A typical Christmas concert in the one-room schoolhouse started with a welcoming chorus by the school (all 8 grades), a welcoming recitation and the Chairman’s remarks. It wasn’t uncommon to feature 7 or 8 musical solos ... accordian or piano or vocal; 3 or 4 short plays with titles ranging from “What Makes Christmas Merry” to “Bachelor’s Lonely Christmas”; several rounds of carols by the school chorus; and a few exercises or drills (the Japanese doll drill was a favourite). Then, when everyone was over their stage fright and just about bursting with excitement .... Santa arrived!

Many times Santa bounded across the tops of the desks calling out “ ho ho ho” to boys and girls of all ages as he made his way to the stage.

Honestly - does it get any better? Well, perhaps when Santa gave out a candy bag to each school child, especially if the bag included a popcorn ball. All too soon it was time to go home. The big event was over for another year but the memories lived on forever.


A Very Special Santa

It takes a very special person to put on the red suit and white beard, sling the sack over his back and act out one of the most important parts at Christmas events ... Santa Claus.

For Milt Sippel there was little acting required. Milt was a natural. He had the physical build and the outgoing personality. Best of all, he knew how to keep his Santa identity a secret. Well, almost.

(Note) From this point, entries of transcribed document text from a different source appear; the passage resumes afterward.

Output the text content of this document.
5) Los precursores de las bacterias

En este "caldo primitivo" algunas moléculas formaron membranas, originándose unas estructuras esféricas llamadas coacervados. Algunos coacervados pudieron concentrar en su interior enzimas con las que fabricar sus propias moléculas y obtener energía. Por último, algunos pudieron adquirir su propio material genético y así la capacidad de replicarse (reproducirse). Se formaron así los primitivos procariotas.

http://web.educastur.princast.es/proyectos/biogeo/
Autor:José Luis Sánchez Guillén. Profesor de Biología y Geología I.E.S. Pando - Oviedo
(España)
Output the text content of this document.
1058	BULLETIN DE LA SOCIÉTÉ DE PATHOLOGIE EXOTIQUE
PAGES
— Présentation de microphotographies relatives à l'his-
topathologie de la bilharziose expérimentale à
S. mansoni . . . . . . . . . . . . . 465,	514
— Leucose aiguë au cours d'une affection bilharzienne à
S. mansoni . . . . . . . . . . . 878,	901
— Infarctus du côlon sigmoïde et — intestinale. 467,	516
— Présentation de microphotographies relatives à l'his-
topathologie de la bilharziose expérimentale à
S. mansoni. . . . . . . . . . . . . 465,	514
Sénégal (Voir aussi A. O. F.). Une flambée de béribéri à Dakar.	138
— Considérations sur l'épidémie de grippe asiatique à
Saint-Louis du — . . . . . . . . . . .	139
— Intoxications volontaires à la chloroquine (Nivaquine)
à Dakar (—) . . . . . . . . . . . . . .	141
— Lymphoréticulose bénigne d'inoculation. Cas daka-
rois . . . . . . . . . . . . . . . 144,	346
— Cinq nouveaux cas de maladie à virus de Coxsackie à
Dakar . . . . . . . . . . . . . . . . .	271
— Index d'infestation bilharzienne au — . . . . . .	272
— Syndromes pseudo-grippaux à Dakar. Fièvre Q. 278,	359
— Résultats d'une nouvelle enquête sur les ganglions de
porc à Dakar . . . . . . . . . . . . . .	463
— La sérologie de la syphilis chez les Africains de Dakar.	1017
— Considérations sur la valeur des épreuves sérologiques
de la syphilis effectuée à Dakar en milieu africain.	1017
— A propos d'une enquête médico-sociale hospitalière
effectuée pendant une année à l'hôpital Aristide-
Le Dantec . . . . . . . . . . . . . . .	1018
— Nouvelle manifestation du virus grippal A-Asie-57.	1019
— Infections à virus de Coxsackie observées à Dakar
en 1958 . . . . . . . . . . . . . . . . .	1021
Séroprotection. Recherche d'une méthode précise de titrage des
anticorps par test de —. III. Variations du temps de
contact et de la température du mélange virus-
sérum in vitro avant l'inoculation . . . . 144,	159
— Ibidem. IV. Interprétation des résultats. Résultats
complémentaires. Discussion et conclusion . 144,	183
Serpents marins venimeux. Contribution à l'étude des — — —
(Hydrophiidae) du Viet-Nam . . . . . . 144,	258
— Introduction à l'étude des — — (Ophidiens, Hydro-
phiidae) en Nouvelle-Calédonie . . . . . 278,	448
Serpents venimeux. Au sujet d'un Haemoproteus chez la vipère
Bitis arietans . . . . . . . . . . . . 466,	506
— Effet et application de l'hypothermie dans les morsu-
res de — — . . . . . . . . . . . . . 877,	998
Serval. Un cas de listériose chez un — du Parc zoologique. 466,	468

Milt was Santa for years and years at many schools throughout the area. He had his own red suit (size very large), a cap complete with pom pom, white beard and even a mask to hide his identify. Milt forgot one thing. Early in his Santa career he didn’t wear gloves. One year, when his son Farrell was about 9 or 10 years old, Farrell recognized his dad’s hands giving out the Santa candy bags. The jig was almost up. Farrell was sworn to secrecy and forever after Santa wore black gloves ... as well he should as it’s cold in the North Pole.

Another very special Santa was George Wilhelm. George understood the importance of believing that Santa lives at the North Pole and not on the Maplewood Sideroad. It was only this year (2012) that his own children, now all grown up with children and grandchildren of their own, found out why their dad wasn’t home on certain nights in late December.